The president’s party rejected a stab at compromise led by GOP Maine Sen. Susan Collins, while Republicans blocked the advance of a no-strings attached measure the Democrats drafted to let the Treasury resume normal borrowing. The party line vote was 53-45, seven short of the 60 required.

In disagreement was a pair of issues, both important and also emblematic of a broader, unyielding dispute between the political parties over spending, taxes and deficits.

Lew has said that without legislation to raise the nation’s $16.7 trillion debt limit, default was possible any day, and with it, a calamitous impact on the economy.

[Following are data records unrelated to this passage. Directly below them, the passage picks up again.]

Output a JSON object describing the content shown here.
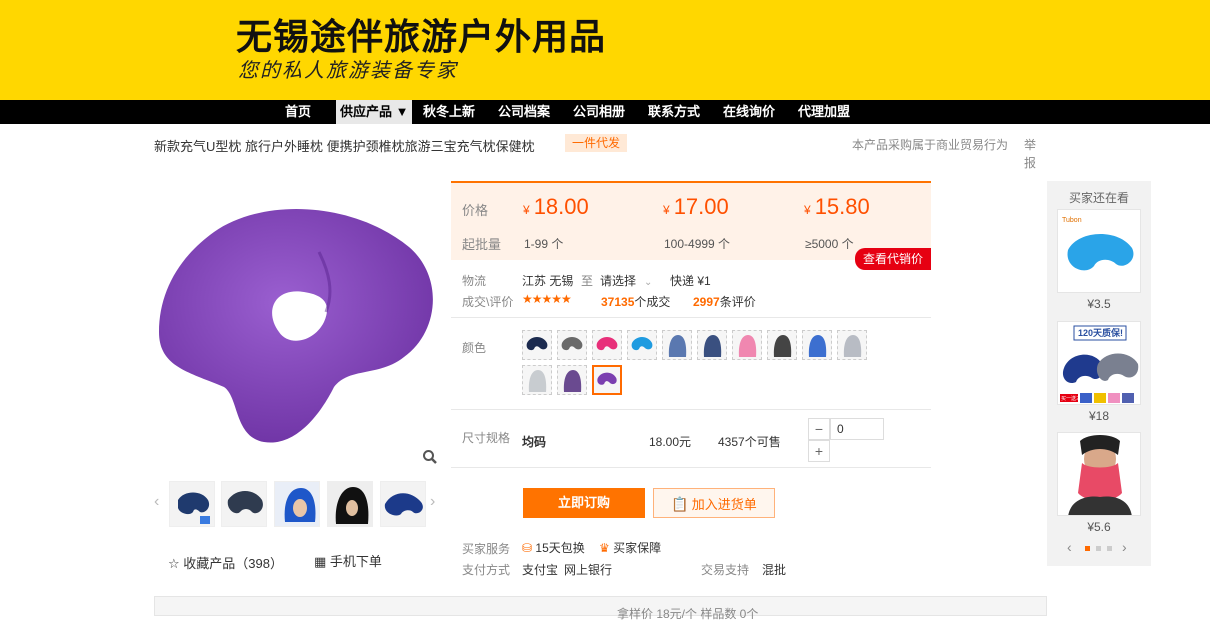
{
  "header": {
    "shop_name": "无锡途伴旅游户外用品",
    "slogan": "您的私人旅游装备专家"
  },
  "nav": {
    "items": [
      "首页",
      "供应产品 ▼",
      "秋冬上新",
      "公司档案",
      "公司相册",
      "联系方式",
      "在线询价",
      "代理加盟"
    ]
  },
  "product": {
    "title": "新款充气U型枕 旅行户外睡枕 便携护颈椎枕旅游三宝充气枕保健枕",
    "badge": "一件代发",
    "trade_note": "本产品采购属于商业贸易行为",
    "report": "举报"
  },
  "price": {
    "label_price": "价格",
    "label_moq": "起批量",
    "tiers": [
      {
        "price": "18.00",
        "qty": "1-99 个"
      },
      {
        "price": "17.00",
        "qty": "100-4999 个"
      },
      {
        "price": "15.80",
        "qty": "≥5000 个"
      }
    ],
    "currency": "¥",
    "agent_button": "查看代销价"
  },
  "logistics": {
    "label": "物流",
    "from": "江苏 无锡",
    "to_word": "至",
    "select": "请选择",
    "express": "快递 ¥1"
  },
  "deals": {
    "label": "成交\\评价",
    "stars": "★★★★★",
    "sold_count": "37135",
    "sold_suffix": "个成交",
    "review_count": "2997",
    "review_suffix": "条评价"
  },
  "color": {
    "label": "颜色",
    "swatches": [
      "navy",
      "grey",
      "pink",
      "sky-blue",
      "blue-hood",
      "navy-hood",
      "pink-hood",
      "black-hood",
      "blue-hood-2",
      "light-grey-hood",
      "light-grey",
      "purple-grey",
      "purple"
    ],
    "selected_index": 12
  },
  "spec": {
    "label": "尺寸规格",
    "name": "均码",
    "price": "18.00元",
    "stock": "4357个可售",
    "quantity": "0",
    "minus": "−",
    "plus": "+"
  },
  "actions": {
    "buy": "立即订购",
    "cart": "加入进货单"
  },
  "service": {
    "label": "买家服务",
    "items": [
      "15天包换",
      "买家保障"
    ],
    "pay_label": "支付方式",
    "pay_items": [
      "支付宝",
      "网上银行"
    ],
    "trade_label": "交易支持",
    "trade_value": "混批"
  },
  "gallery": {
    "fav_label": "收藏产品（398）",
    "mobile_label": "手机下单",
    "zoom_icon": "magnifier-icon"
  },
  "side": {
    "title": "买家还在看",
    "items": [
      {
        "price": "¥3.5",
        "brand": "Tubon"
      },
      {
        "price": "¥18",
        "promo": "120天质保!",
        "promo2": "买一送三"
      },
      {
        "price": "¥5.6"
      }
    ]
  },
  "bottom": {
    "text": "拿样价  18元/个    样品数  0个"
  },
  "colors": {
    "accent": "#ff6a00",
    "banner": "#ffd700",
    "product": "#7b3fb0"
  }
}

A separate measure was needed to reopen the government fully after 12 days of a partial shutdown that has resulted in furloughs for 350,000 federal workers and that administration officials warn could spread hardship if it remains in effect.

Politicians agreed passage of both was essential.

But Republicans demanded concessions that Democrats were unwilling to give — unless they could get something in return.

Officials in both parties said that Reid had raised the possibility with Republicans of a long-term spending bill that included deficit savings that could replace some or all of the across-the-board spending cuts that began taking effect at the beginning of the year.

The political calculations were evident. Polls show all portions of the electorate except tea party supporters are increasingly displeased, and Republicans are bearing the brunt of their unhappiness.

“Perhaps he sees this as the best opportunity for him to win the House in 2014,” Fleming said of the president. “It’s very clear to us he does not now, and never had, any intentions of negotiating.”

Reid was savage.

Republicans had begun seeking concessions on health care, he said, and now their No. 1 issue is “to divert attention from the fools they’ve made of themselves on Obamacare.”

In his Saturday address, Obama said, “Politics is a battle of ideas, but you advance those ideas through elections and legislation — not extortion.”

Collins suggested compromise had gained traction in recent days, before Reid told McConnell it was a nonstarter.

It could have raised the debt limit through Jan. 31 and reopened the government for six months.

At the same time, it would have granted federal agencies flexibility in adjusting to the across the board cuts, and made two changes in the health care law.

One would have set new income verification conditions on individuals applying for federal subsidies for coverage; the other would have suspended a medical device tax for two years.